THE MEDIA WAR: When the invasion of Iraq begins, everyone will watch it on TV, including Saddam Hussein. And that's part of the plan . . .Edward Gargan in Kuwait reports on how the military are using the media
As American and British troops prepare to move north from their staging bases towards the border with Iraq in preparation for an invasion, an elaborate and quite open psychological war is well under way, and the world's media have been summoned to the battle.
For two days, hundreds of journalists from dozens of countries have been bused to Army and Marine encampments across the Kuwaiti desert, where they will be "embedded" with a myriad of military units.
And while most of these journalists are on official lists and have been approved by the Department of Defence, dozens of others have cut private deals with individual commanders to document their war. Some have spent lavishly to ensure the success of their private arrangements, buying everything from desert-camouflaged jeeps to boxes of Havana cigars to distribute to the troops, or at least to their commanders.
This effort by the US military to open the war to correspondents is part of what one American officer called "a desire to show everything that goes on, everything". And by letting the media report everything short of the actual invasion plan and its timing, the military is also showing Iraqi President Saddam Hussein what he is in for, the officer said.
Already, journalists are expressing surprise at the access they have been given.
"We can see everything," said Mark Franchetti, a correspondent for the Sunday Times of London who is normally based in Moscow.
"I already know what our objective in Iraq is," said Franchetti, his head covered by an immense Russian-issue helmet and his torso wrapped in a Russian armoured vest. "I can't write it. I'm not supposed to talk about it. But we know."
So confident is the military about the swiftness of its victory that plans are already afoot to fly a CNN correspondent and a BBC reporter to the southern Iraqi city of Basra the moment it falls, according to a senior British officer.
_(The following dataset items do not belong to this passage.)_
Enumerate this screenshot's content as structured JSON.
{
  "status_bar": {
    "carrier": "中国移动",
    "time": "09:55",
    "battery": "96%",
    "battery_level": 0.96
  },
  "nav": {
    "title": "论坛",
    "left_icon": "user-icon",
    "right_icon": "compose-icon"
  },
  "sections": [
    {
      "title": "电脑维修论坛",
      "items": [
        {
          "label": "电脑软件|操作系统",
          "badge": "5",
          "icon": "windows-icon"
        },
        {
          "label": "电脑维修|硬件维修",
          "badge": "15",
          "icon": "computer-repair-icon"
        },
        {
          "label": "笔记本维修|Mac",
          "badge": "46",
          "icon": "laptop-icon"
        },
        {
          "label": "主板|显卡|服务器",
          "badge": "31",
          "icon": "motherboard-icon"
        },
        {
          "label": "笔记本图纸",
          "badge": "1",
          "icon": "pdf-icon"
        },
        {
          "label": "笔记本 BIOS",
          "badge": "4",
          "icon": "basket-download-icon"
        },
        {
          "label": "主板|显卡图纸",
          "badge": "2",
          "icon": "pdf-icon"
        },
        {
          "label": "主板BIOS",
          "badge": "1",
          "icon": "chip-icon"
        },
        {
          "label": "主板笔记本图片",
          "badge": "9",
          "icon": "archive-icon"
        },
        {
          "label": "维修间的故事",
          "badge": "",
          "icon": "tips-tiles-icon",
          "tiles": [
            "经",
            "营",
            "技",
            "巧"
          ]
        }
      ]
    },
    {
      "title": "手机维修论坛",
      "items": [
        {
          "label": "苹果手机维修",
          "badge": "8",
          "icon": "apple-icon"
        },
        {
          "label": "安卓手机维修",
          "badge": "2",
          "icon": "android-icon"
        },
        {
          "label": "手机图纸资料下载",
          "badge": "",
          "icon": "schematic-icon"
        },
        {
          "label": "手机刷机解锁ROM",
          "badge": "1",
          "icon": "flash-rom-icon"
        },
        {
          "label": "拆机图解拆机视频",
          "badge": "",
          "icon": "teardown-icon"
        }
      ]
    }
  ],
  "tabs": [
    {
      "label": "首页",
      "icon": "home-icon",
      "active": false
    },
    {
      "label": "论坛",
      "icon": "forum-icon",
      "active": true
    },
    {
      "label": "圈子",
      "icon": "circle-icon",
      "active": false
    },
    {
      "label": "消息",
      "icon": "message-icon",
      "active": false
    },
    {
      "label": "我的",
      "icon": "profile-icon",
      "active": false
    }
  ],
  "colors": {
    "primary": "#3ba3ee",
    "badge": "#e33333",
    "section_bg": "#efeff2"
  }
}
"I'm not doing this so that the CNN correspondent gets another £100,000 in their salary," he said. "I'm doing it because the regime watches CNN. I want them to see what is happening." Under the current occupation plan, Basra is to be administered by British forces.
Among some of the media accompanying military units, there is a visible and palpable gung-ho attitude, something that has been encouraged, if only subtly, by the American military's press office here.
Many reporters have decked themselves out in uniforms virtually indistinguishable from those of the soldiers they will be covering, some even going so far as to have their names and the word "Correspondent" embroidered on their breast pockets. At least one reporter marched to the front with a large American flag clipped to his backpack.
The Fox Television Network dispatched former Marine Lt Col Oliver North, a conservative commentator, to a Marine unit to cover the war.
"Of course they're on our side," said a Navy officer who did not want his name used. "We want these guys on our side. The more the better."
The television news sources seen in the Middle East are devoting ever more coverage to the US and British forces in the desert, their live-fire exercises and their manoeuvres. "We want the world to see this," said the British officer, "and we want the Iraq regime to see this."
At a less public level, the American and British forces have stepped up their psychological operations inside Iraq against Iraqi forces. By e-mail, fax, cell-phone calls and leaflets, Iraqi commanders are being told exactly how they should indicate surrender and lay down their arms, according to a US officer.